Case 1:

56-year-old male resident of your long-term care (LTC) home who is married with three children under age 18. He was formerly in the Canadian Armed Forces and served in Afghanistan. He has suffered from an intracranial aneurysm 2+ years ago, and due to his increasing care needs his wife had to place him in LTC. He has significant brain damage with frontal disinhibited behaviors including; sexual disinhibition, repetitive verbal outbursts, wandering. Because of this, he attempts masturbation frequently in public areas, and has just developed a still platonic relationship where he and a female resident hold hands. He also often seeks her out and has tried going into her room at night. Staff have expressed significant concerns.

What are some of the ethical issues in this case?

  • Should LTC homes respect this resident’s privacy?
  • How should LTC homes address sexual and intimacy needs of residents with dementia? Should they assist?
  • Does the LTC home, or do any staff, have an obligation to protect vulnerable residents such as this one?


Case 2:

After 7 years of caring for his wife with severe Alzheimer’s disease at home, Mrs. Dowd is admitted to a LTC home. Upon returning to visit his wife, Mr. Dowd finds her walking hand-in-hand with a male resident. Staff report Mrs. Dowd has been observed following this male resident into his room which is right next to her room. Mr. Dowd becomes angry and states, “Look, it is your job to protect my wife. Get that man out of here right now. I don’t want her involved with any other man. That’s why I admitted her here.”


What are some of the ethical issues in this case? What should we do?

  • Is Mrs. Dowd able to understand and appreciate her actions with the male resident?
  • Do the staff have an obligation to intervene to protect Mrs. Dowd? Or at the request of Mr. Dowd?
  • If Mrs. Dowd was capable (competent), would the responsibility of the LTC home staff remain the same?


Case 3:

Tags: Long-Term Care, Sexuality, Intimacy

Sam and Mr. Brown had been together for years. They had a strong social network of friends who provided support and friendship over the years. Unexpectedly, Mr. Brown suffered a debilitating stroke with resulting vascular dementia. After months of rehabilitation that did little to help, Mr. Sam was forced to move Mr. Brown in to a long-term care home.

Sam is unsure how the staff might treat Mr. Brown if they learn that he is homosexual, so he does not reveal their true relationship. He makes sure not to show too much affection when staff are present. Staff sense there is more to their relationship than just life-long friends and housemates. Staff begin to talk among themselves about Mr. Sam and Mr. Brown being gay, and some now feel uncomfortable caring for Mr. Brown because of their own personal values.

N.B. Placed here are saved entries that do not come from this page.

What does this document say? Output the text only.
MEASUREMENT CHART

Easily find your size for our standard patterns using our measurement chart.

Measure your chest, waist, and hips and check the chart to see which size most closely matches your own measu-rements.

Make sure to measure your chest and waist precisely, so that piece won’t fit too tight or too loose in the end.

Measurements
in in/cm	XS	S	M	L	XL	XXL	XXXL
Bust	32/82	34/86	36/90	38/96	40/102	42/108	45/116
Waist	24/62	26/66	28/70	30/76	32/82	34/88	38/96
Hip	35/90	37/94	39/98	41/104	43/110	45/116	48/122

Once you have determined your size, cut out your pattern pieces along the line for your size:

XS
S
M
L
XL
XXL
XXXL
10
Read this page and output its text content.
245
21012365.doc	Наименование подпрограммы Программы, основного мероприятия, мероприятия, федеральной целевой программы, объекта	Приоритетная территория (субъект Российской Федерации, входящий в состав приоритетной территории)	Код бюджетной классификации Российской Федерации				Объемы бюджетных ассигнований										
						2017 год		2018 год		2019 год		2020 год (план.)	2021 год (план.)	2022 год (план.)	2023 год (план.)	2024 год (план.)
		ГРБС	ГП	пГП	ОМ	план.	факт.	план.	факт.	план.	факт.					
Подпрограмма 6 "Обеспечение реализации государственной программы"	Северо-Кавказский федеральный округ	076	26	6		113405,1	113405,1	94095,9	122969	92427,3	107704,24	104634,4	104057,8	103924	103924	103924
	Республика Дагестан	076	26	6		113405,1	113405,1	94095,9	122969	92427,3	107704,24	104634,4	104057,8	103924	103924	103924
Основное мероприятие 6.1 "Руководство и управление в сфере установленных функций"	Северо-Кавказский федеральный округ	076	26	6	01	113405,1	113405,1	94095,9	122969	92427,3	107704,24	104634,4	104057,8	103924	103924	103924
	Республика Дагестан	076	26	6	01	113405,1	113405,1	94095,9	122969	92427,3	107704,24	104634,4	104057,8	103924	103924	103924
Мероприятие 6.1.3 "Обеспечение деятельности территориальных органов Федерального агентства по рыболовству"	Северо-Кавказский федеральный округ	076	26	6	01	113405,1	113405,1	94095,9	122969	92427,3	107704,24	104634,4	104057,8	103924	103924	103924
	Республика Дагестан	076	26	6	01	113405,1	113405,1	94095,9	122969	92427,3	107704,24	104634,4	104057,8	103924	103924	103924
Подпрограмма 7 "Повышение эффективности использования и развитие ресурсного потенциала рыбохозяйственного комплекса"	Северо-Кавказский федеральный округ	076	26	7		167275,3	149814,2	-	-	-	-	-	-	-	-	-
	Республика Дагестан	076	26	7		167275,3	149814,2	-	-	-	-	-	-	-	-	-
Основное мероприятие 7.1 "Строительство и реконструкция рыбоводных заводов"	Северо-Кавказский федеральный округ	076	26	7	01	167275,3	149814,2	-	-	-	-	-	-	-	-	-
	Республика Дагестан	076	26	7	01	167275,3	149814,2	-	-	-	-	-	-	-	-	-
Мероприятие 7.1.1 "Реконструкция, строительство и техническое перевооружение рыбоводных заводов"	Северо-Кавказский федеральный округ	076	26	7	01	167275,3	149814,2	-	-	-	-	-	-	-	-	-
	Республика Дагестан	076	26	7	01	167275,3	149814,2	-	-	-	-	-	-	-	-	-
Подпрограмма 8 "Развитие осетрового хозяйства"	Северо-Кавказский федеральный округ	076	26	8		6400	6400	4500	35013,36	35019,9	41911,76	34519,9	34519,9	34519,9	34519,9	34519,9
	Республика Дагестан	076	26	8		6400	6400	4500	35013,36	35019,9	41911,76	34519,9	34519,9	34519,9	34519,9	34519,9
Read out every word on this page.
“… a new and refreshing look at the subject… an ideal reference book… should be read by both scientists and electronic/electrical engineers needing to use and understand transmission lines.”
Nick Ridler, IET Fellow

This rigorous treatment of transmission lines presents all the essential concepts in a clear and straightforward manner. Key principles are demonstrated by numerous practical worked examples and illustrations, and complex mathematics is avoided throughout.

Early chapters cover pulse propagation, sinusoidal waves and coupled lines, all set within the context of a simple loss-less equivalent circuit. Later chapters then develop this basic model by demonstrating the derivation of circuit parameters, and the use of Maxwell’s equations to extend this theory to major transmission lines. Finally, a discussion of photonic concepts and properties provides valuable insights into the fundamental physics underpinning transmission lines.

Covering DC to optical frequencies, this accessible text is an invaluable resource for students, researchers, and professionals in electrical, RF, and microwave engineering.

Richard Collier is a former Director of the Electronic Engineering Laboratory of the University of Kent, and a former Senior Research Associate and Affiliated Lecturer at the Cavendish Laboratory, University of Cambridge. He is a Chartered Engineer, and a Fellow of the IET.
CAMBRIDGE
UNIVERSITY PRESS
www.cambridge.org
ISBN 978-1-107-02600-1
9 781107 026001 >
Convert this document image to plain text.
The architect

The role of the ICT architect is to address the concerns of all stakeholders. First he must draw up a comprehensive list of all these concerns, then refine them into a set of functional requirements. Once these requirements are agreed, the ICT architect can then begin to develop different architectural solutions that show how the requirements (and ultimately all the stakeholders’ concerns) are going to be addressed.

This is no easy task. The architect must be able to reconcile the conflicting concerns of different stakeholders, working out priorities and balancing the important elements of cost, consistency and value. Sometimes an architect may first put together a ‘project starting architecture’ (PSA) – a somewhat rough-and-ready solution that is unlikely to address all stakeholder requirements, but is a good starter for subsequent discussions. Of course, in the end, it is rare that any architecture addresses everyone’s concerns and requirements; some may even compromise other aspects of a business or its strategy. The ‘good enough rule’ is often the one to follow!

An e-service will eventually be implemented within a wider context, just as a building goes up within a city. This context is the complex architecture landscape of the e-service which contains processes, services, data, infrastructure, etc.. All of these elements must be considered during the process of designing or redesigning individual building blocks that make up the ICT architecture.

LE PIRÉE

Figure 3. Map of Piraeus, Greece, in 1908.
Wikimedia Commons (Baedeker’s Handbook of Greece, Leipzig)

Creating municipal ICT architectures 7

What are some of the ethical issues in this case?

  • Can the staff object to caring for Mr. Brown based on his sexual orientation? Is there a right to conscientious objection, or is this discrimination?
  • How far might the rights of Mr. Sam and Mr. Brown extend? If they required physical assistance to be intimate, for example, would staff be able to object?
  • What steps can the LTC home take to ensure Mr. Brown is treated fairly, and no differently because of his sexual orientation?